Caapós,
um povo da floresta
Meia noite, na Tv da Câmara, ali está Darcy, de novo, agora de cabelos brancos, longos, bonito e simpático, como sempre, dando dignidade à vida, à velhice, à resistência, dando dignidade a todos nós.
Ele é o narrador do documentário de um dia, do amanhecer ao anoitecer, na vida de uma família de índios Caapós. Um homem forte, totalmente nu, uma mulher jovem, seios pequenos, duros, apontados para cima, usando uma saia, e um menino de mais de um ano.
Ao anoitecer, cena final: a índia deitada em sua rede abraçada ao filho que dorme.
A imagem congela a cena.
Darcy conta: tempos depois daquela filmagem, o homem morreu. O menino, voltando dias depois da floresta, disse que o seu pai o chamara.
Ele deitou na rede e morreu.
Abatida pela tristeza, a mulher também morreria.
Nenhum deles suicidou, segundo o relato do antropólogo.
Darcy registra, documenta, realça uma bela história de amor de um homem, uma mulher e um menino. Uma história da vida e da morte.
Ele toca nossos corações. E sabe como fazê-lo.
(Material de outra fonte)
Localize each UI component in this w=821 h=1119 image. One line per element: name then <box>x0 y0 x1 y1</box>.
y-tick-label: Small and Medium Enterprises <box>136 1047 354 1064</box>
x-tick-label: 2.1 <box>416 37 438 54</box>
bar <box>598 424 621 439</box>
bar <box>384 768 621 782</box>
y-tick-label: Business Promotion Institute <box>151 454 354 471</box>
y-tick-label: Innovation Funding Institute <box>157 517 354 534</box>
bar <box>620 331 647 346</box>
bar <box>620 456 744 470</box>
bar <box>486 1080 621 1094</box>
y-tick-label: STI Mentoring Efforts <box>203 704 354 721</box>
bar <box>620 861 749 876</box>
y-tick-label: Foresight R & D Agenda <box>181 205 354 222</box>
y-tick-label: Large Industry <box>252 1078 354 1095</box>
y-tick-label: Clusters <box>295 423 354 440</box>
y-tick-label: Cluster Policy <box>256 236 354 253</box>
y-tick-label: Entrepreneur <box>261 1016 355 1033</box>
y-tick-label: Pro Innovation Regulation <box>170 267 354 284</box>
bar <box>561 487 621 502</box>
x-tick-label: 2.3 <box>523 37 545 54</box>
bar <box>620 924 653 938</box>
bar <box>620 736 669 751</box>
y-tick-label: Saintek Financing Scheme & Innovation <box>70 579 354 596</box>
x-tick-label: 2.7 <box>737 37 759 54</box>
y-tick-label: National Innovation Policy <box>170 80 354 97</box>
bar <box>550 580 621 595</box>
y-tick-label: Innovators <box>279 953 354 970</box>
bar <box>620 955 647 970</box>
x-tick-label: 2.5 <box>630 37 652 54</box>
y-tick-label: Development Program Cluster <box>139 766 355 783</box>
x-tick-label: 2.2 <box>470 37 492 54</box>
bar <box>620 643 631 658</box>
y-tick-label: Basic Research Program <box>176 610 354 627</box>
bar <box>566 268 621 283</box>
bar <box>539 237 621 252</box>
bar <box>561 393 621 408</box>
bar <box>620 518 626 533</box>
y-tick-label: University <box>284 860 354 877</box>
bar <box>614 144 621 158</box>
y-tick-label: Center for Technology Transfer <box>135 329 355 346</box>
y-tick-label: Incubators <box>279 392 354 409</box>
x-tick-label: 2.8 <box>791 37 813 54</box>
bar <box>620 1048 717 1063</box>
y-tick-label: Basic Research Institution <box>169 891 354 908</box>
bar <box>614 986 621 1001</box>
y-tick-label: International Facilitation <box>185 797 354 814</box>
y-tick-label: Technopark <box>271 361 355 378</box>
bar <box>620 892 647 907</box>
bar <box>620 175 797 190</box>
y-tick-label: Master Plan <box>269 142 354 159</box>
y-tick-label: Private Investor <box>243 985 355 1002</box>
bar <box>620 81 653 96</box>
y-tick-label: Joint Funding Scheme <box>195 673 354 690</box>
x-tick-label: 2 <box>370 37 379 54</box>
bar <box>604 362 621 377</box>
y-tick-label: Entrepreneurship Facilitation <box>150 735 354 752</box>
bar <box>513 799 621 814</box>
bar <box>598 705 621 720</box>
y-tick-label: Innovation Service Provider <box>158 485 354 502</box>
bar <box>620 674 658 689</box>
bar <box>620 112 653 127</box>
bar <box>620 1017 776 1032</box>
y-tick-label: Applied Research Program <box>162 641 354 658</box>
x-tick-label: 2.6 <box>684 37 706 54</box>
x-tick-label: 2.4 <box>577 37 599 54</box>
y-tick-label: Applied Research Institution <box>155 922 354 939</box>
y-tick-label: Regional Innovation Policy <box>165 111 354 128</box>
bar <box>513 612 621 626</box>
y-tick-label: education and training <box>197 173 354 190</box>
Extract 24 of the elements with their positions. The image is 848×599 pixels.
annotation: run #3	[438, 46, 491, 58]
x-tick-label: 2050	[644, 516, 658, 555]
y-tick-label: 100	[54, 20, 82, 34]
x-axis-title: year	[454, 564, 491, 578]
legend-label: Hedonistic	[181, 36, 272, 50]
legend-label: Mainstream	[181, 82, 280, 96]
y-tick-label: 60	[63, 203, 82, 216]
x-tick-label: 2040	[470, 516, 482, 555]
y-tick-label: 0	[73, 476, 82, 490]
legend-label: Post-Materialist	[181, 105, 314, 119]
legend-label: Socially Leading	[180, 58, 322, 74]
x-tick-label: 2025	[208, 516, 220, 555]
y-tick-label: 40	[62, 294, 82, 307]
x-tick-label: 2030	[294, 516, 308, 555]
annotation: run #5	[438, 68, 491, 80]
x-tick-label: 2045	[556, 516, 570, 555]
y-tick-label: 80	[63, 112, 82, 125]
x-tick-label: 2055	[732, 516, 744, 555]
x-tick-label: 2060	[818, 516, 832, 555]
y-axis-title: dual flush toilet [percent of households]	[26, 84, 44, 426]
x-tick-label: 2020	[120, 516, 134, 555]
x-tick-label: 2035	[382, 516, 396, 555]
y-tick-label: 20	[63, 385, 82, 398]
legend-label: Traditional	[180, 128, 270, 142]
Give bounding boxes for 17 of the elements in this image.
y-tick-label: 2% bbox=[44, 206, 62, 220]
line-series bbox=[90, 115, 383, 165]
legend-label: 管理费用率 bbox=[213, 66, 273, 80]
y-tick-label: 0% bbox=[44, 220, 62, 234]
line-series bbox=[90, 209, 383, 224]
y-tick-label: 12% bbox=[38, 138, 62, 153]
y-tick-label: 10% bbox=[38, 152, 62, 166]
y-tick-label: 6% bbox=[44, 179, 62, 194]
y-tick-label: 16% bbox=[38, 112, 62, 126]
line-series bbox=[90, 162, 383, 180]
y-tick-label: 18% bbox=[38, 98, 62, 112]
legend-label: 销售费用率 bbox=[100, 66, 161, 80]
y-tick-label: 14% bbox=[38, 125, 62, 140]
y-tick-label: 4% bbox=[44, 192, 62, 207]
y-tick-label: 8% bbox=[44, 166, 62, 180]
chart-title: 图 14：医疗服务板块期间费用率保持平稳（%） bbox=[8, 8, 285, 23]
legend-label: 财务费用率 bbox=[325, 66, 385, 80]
O antropólogo não mente, ele registra, destaca a vida feliz deste povo que ele ama.
E a vida de Darcy?
Amores, muitas mulheres, muitas paixões, muitos momentos, momentos fugazes. Observo Darcy fazendo seu relato e devo documentar que o Darcy que conheci expandia felicidade. Era um homem feliz, navegando no mundo a seu modo, amando as mulheres a seu modo. Teria sido realmente feliz o homem Darcy? Eu acredito que sim. Sua grande tristeza existia... diria que sua tristeza seriam as suas derrotas, mas as suas derrotas ele as valorizava, “melhor estar do lado dos derrotados do que do lado dos vencedores” quando se luta pela justiça e vence a injustiça, quando se luta pela liberdade e vence a opressão, quando se luta pela independência de um povo e vencem os ditadores.
Não havia derrota e nem tristezas para Darcy, havia a luta que nunca o abatia e todas as alegrias da vida bem vivida, cheia de bons momentos e da coragem de amanhecer. Darcy amanhecia de bom humor. Nunca dentro dele morreu o menino de pés descalços das ruas quentes de Montes Claros.
No documentário, ele destaca ainda a memória de um sábio dos Caapós capaz de dizer uma árvore genealógica, pontuada de histórias, de centenas e centenas de nomes, “dizia de baixo para cima e de cima para baixo” e por partes, separadas, de acordo com a intervenção do antropólogo. Mostra a produção das roças de mandioca e o processo de preparação da farinha. Insiste mais uma vez na importância do conhecimento da culinária. Na educação de um homem, ele deveria saber
1. ler,
2. escrever,
3. contar e
4. comer.
Assim, enfatiza o conhecimento básico para a sobrevivência de todos nós.